Dr Caldicott, who spoke at Mr Taylor’s service, said he was “the most remarkable patient I’ve ever had”.

But when her work took her to the US, she began to worry he was running out of time.

“He got to 21 and he was really sick,” she said. “And I saw him at the Royal Adelaide. And I walked away in tears because I thought it was the last time I’d see him.”

Again, Mr Taylor defied expectations, fighting on to 25 when he received what Dr Caldicott believes was the first heart-lung transplant in Australia for a cystic fibrosis patient.

It was a “domino” transplant, where his heart went to a female patient, and he picked up the heart and lung of a woman donor.

He went in blue, his mother recalled, and within hours of the operation, was pink. His life turned around.

He finished more than 15 City-to-Bays, skydived into a Crows match, and “lost” his second heart to Kaye, a schoolteacher, who says she fell in love with his enthusiasm and positive outlook.

What drove him? “Life,” Kaye says. “He loved life so much he’d do anything to extend it as long as he could. It was a remarkable achievement — he lived 27-28 years post-transplant, so he doubled his life.”

The pair met when he was well, but it was not long before other health troubles cast a shadow.

In 2005, he had kidney failure, from the many drugs he’d needed to take.

The following year he had a stroke. “The doctors were adamant he wouldn’t survive,” Kaye said.

“He spent three months in Royal Adelaide, three months in rehab. Completely paralysed in the left side, but he learned to walk again.”

He treated the new problems as hurdles to leap over.

“I married him after he had a stroke,” Kaye says. “It was always going to have challenges, but I was committed, stood by him, and helped him fight as best I could.”

They travelled to the world transplant games in Sweden, in 2011.
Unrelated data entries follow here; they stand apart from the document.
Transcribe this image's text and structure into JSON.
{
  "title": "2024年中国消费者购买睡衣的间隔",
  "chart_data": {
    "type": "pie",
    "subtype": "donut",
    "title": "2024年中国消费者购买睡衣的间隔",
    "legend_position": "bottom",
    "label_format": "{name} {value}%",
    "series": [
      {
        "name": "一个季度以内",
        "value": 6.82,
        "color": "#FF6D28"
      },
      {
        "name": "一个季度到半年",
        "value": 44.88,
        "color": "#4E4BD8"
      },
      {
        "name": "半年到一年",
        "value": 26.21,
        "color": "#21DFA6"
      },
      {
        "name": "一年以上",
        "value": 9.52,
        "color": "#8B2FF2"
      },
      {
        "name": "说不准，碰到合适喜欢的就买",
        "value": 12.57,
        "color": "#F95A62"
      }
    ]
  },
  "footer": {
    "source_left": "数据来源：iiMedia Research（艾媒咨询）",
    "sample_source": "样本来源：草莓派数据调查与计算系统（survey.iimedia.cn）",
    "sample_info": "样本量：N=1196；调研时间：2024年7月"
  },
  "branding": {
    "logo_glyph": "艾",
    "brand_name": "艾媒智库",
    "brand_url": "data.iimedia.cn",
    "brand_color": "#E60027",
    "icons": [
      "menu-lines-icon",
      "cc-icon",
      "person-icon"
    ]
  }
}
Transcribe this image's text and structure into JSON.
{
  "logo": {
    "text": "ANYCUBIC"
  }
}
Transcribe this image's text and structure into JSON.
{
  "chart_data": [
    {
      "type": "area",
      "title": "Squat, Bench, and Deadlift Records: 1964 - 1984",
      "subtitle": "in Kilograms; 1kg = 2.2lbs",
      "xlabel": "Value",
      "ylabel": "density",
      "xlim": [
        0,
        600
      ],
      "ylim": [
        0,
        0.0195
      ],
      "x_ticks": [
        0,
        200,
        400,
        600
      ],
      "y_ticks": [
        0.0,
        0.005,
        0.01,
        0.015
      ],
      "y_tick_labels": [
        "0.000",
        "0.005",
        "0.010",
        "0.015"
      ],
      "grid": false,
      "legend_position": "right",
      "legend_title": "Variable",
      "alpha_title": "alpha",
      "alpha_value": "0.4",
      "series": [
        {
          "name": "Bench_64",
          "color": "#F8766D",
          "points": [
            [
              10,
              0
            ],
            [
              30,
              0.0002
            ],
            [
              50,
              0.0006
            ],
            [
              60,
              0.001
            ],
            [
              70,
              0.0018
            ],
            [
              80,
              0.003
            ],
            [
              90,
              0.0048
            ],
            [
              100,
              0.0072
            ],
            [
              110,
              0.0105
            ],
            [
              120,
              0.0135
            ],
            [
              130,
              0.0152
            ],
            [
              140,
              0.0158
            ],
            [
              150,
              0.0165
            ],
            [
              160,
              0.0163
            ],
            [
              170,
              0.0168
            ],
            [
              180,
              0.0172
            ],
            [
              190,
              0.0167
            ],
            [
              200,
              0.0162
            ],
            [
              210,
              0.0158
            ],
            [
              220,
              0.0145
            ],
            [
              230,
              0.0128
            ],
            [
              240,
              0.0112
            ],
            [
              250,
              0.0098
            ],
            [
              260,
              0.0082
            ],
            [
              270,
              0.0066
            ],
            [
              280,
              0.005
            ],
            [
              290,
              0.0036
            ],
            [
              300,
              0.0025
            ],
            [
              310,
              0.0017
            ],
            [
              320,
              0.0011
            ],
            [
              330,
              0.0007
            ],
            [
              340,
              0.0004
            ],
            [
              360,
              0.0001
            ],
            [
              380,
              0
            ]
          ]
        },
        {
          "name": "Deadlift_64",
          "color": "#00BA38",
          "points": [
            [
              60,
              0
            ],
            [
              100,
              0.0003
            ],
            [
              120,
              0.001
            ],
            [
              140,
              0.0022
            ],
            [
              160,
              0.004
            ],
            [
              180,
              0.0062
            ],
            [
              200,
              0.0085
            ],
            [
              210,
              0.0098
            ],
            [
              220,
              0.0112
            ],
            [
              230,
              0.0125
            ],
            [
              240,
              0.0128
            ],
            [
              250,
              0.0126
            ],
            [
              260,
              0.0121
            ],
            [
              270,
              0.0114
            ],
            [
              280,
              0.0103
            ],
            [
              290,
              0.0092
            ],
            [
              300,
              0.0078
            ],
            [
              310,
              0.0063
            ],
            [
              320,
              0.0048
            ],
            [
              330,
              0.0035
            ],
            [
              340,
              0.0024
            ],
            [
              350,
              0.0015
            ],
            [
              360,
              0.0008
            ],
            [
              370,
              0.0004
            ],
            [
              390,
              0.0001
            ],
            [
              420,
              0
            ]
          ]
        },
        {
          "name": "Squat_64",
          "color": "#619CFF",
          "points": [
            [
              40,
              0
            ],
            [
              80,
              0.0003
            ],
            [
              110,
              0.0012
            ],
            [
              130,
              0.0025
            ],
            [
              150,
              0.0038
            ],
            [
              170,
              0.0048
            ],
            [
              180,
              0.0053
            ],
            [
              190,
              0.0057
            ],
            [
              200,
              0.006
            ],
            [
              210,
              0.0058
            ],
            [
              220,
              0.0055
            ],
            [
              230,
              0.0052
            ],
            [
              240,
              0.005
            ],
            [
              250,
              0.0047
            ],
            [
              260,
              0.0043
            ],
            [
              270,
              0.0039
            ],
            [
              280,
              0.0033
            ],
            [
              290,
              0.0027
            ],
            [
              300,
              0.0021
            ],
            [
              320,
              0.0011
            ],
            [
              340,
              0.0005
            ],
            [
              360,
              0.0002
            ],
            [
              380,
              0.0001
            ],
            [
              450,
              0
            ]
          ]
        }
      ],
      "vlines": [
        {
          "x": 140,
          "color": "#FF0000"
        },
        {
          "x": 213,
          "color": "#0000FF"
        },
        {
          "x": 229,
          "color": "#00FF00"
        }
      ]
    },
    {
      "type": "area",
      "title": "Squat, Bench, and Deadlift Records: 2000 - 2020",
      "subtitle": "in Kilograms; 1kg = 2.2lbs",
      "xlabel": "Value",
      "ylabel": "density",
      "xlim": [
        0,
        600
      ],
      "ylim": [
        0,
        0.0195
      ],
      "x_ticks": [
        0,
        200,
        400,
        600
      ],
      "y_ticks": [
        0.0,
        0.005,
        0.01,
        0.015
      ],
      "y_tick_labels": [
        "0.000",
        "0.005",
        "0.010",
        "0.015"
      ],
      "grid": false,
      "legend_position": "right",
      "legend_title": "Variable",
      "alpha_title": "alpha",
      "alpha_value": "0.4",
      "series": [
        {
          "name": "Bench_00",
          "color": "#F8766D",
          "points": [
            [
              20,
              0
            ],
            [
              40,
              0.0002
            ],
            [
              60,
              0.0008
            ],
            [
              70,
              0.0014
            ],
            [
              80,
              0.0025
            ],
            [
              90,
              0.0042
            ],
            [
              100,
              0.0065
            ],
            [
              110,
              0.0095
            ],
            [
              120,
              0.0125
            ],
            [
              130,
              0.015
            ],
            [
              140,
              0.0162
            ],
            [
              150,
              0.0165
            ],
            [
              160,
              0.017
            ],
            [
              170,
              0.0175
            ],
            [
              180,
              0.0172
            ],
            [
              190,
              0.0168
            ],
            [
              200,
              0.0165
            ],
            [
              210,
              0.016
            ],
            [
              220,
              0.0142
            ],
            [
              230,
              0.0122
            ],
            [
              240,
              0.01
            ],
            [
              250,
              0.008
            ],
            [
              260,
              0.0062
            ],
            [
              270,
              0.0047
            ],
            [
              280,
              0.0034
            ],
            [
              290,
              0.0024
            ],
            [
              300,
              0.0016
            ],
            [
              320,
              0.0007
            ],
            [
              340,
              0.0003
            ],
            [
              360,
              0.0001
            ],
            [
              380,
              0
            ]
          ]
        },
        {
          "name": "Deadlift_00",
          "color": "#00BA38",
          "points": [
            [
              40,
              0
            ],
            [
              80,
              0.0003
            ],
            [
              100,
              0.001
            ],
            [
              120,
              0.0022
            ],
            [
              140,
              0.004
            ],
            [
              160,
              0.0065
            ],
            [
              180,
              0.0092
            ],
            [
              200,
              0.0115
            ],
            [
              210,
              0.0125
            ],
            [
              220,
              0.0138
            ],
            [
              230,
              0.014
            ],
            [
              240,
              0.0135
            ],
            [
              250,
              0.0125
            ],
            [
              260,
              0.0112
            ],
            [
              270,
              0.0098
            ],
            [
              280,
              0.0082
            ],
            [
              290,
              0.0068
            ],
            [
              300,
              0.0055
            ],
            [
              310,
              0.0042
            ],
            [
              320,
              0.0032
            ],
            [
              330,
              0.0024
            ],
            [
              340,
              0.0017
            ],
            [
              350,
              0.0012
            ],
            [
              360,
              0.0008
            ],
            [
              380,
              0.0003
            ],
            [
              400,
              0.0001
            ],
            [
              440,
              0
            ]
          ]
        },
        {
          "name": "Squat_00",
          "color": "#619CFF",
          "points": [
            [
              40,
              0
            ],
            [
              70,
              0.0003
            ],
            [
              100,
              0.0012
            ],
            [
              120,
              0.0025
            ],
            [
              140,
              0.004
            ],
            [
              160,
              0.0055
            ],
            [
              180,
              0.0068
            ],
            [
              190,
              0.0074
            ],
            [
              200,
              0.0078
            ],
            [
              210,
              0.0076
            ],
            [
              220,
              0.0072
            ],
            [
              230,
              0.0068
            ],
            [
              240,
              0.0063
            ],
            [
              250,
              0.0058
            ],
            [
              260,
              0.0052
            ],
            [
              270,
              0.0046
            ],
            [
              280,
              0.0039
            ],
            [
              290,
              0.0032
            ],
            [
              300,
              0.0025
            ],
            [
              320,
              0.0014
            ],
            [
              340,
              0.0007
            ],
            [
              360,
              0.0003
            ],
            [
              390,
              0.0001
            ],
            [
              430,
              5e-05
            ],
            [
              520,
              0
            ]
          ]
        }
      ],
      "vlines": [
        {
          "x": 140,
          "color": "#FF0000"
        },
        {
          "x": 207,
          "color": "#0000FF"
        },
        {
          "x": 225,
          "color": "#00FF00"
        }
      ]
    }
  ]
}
Then they went to Paris, and travelled around Australia. Photos at Disneyland show him smiling like a child.

But two years ago, his mother said, he started having falls. He broke ribs, shoulder, ankle, toes. He hadn’t walked in the last 12 months. He had cancer too, and lost his nose. The cancer spread, and last December gastrointestinal issues put him back in hospital.

Kaye said the radiation therapy from the cancer took the last of his physical reserves.

With so many complications, she is not certain what killed her husband but thinks it was renal failure.

“It was just time, his time was up,” she said. “He’d had enough thrown at him and his body wasn’t willing to cope with anything anymore.”

The three women were together to farewell him at the service. He would want them to keep talking about his life and the disease which six to eight South Australians are born with each year, Kaye said.

“We … miss him terribly,” she told the 200-plus mourners this week, “but I know he’s happy in heaven, celebrating a totally healthy body for the first time ever.”